On Monday, a Staten Island state court judge fired the opening salvo in the legal battle over New York City’s granting local-election voting rights to more than 800,000 lawful noncitizen residents. Judge Ralph J. Porzio’s decision in favor of a Republican-led group of plaintiffs enjoined the enactment, which had not yet become operative, on the grounds that it violated the state constitution and statutory election law. While the case will likely be appealed, the trial court’s decision represents a major setback for supporters of noncitizen voting.

On December 9, 2021, the New York City Council passed Intro 1867, which became law after Mayor Eric Adams allowed one month to pass without his signature. Described in the decision as the Municipal Voting Law, it creates a new class of “municipal voters,” made up of city residents who are not citizens of the United States but who are lawfully present, such as students, workers, and permanent residents, for at least 30 consecutive days prior to a local election. It further calls for municipal-voter registration and party enrollment to begin in December 2022, for next year’s elections. In February, I issued a Manhattan Institute report discussing the practical and legal issues of noncitizen voting in New York.

Shortly after the law took effect, Republicans launched a legal challenge against the city in a Richmond County state court, requesting that the law be declared invalid and its implementation enjoined. Their argument contended that noncitizen voting was unlawful for three reasons: it failed to comply with the state constitution, statutory election law, and Municipal Home Rule Law. Earlier this month, the court heard oral arguments, and on Monday, it denied the defendants’ motion for summary judgment while granting the plaintiffs’ motion. In doing so, the court held that noncitizen voting ran afoul of all three legal grounds.

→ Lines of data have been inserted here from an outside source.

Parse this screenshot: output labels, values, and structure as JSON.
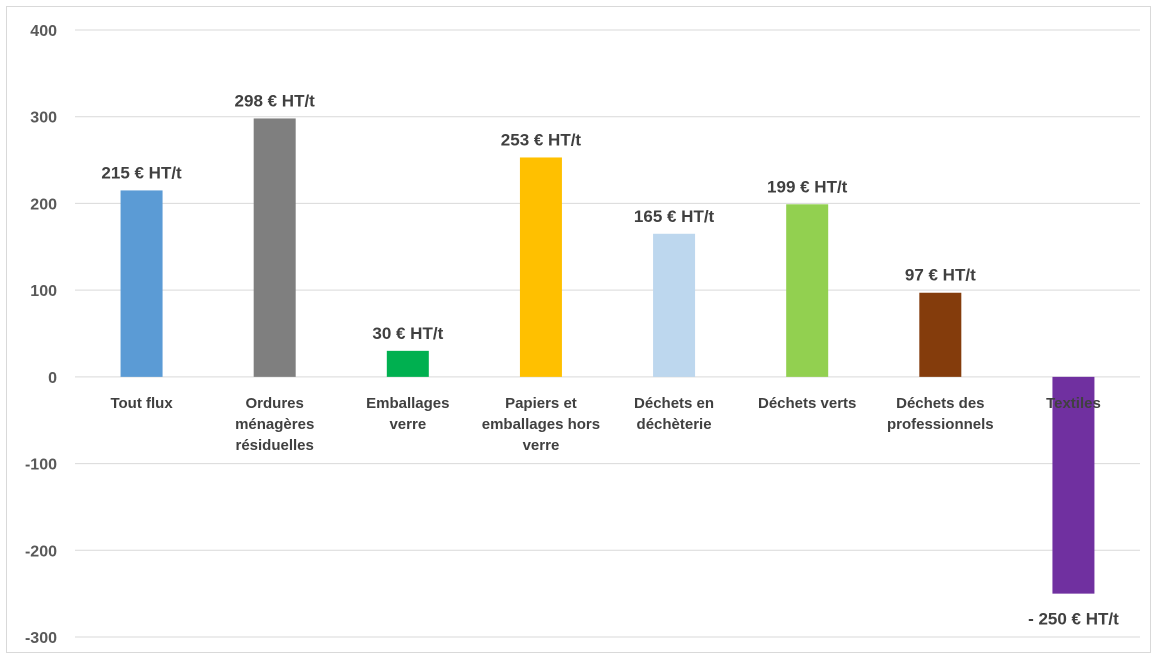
{
  "chart_data": {
    "type": "bar",
    "title": "",
    "xlabel": "",
    "ylabel": "",
    "ylim": [
      -300,
      400
    ],
    "yticks": [
      400,
      300,
      200,
      100,
      0,
      -100,
      -200,
      -300
    ],
    "grid": true,
    "legend": "none",
    "categories": [
      [
        "Tout flux"
      ],
      [
        "Ordures",
        "ménagères",
        "résiduelles"
      ],
      [
        "Emballages",
        "verre"
      ],
      [
        "Papiers et",
        "emballages hors",
        "verre"
      ],
      [
        "Déchets en",
        "déchèterie"
      ],
      [
        "Déchets verts"
      ],
      [
        "Déchets des",
        "professionnels"
      ],
      [
        "Textiles"
      ]
    ],
    "values": [
      215,
      298,
      30,
      253,
      165,
      199,
      97,
      -250
    ],
    "data_labels": [
      "215 € HT/t",
      "298 € HT/t",
      "30 € HT/t",
      "253 € HT/t",
      "165 € HT/t",
      "199 € HT/t",
      "97 € HT/t",
      "- 250 € HT/t"
    ],
    "colors": [
      "#5b9bd5",
      "#7f7f7f",
      "#00b050",
      "#ffc000",
      "#bdd7ee",
      "#92d050",
      "#843c0c",
      "#7030a0"
    ]
  }
}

Article II, Section 1 of New York’s constitution states that every “citizen shall be entitled to vote at every election,” provided that he meets certain age and residency requirements. As I suggested in January, the decision gave “citizen” its ordinary understanding: “based upon a plain reading of the New York State Constitution, ‘every citizen,’ in this Court’s opinion, means every citizen of the United States.”

Further, the court found no merit in the defendants’ contention that the constitution merely guaranteed the vote to U.S. citizens, without necessarily excluding noncitizens. Interpreting the qualifications to vote exclusively, the court explained “that by not expressly including non-citizens in the New York State Constitution, it was the intent of the framers for non-citizens to be omitted.”

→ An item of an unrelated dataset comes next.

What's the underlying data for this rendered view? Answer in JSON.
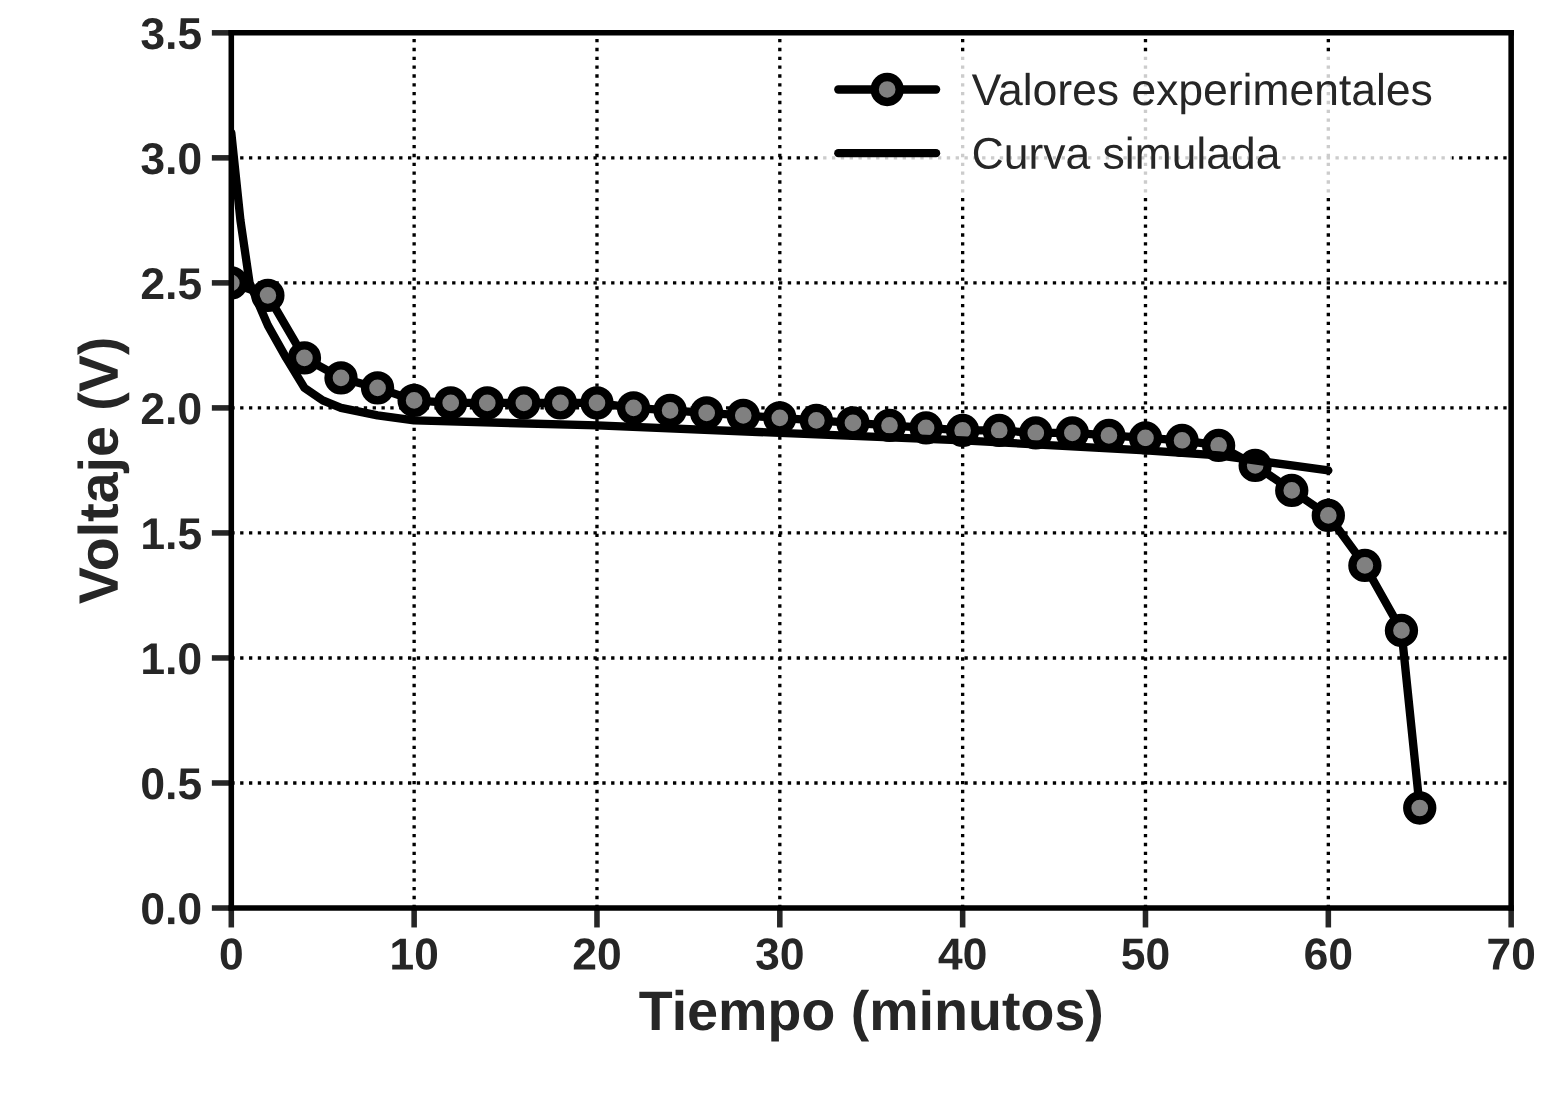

As for the state’s statutory election law, it expressly requires that a resident be a “citizen of the United States” in order to register and vote. But ambiguity arose from another section of the same law. It provides that an inconsistent provision of “any other law” could override the election statute unless the election statute specifically prohibited replacement. The court assessed whether “any other law” meant a local law—thereby allowing municipalities to supersede state law—or whether it meant that only other state laws could supersede the statute. Porzio found the latter, in part based on the consequence that would flow from the opposite interpretation: local laws could effectively rewrite substantially all of the election statute. Thus, the decision held that the noncitizen voting act violated the state election law.

Finally, the state Municipal Home Rule Law provides that when a local law “changes the method of nominating, elevating, or removing an elected officer,” the ordinance must receive a majority vote in a municipal referendum held within 60 days of passage. Porzio read the local law as triggering the requirement to hold a municipal referendum before it can take effect. Because no such vote occurred, the court concluded that this failure “further invalidates the Municipal Voting Law.”

An eventual appeal to New York’s high court is likely, but for now, opponents of noncitizen voting have struck a resounding early victory. Porzio’s decision likely comes as welcome news to the city Board of Elections as well. Because it is still illegal for noncitizens to vote in state and federal elections, municipal voters must receive special, local-only ballots on election days that also host nonlocal races. Such administrative burdens will be considerable for a board that routinely botches elections because of a “lack of technical and ‘professional’ expertise at the highest levels of decision-making,” as a recent state senate committee report described.

Not even two weeks after the law’s enactment, the city board asked its state counterpart to issue guidance on the legality and implementation of noncitizen voting. Translation: the city board doesn’t know how to do it and doesn’t want the headache. The court’s decision may give it a reason not to comply with the invalid law’s July deadline to issue an implementation plan.

For his part, Mayor Adams supported the noncitizen voting proposal as a candidate, but after its passage in the city council, he had last-minute reservations—especially over its mere 30-day residency requirement. This was no doubt partly behind his failure to sign the bill into law. Adams’s recently passed budget did not include the city council’s request for $25 million to implement the measure, causing consternation among its supporters. Porzio’s decision could give the mayor further reason to cast doubt on the law’s viability and value. For instance, he may opt not to defend it vigorously on appeal, perhaps leaving that task to a group of intervenors who have stepped into the suit as defendants.

Supporters of noncitizen voting can’t say that they weren’t warned that this would happen. For more than a decade, the city council considered multiple proposals along the same lines. Over that time, groups and officials, including Mayors Michael Bloomberg and Bill de Blasio, repeatedly doubted the legality of noncitizen voting. But before anyone trumpets told-you-sos, the state’s high court must speak.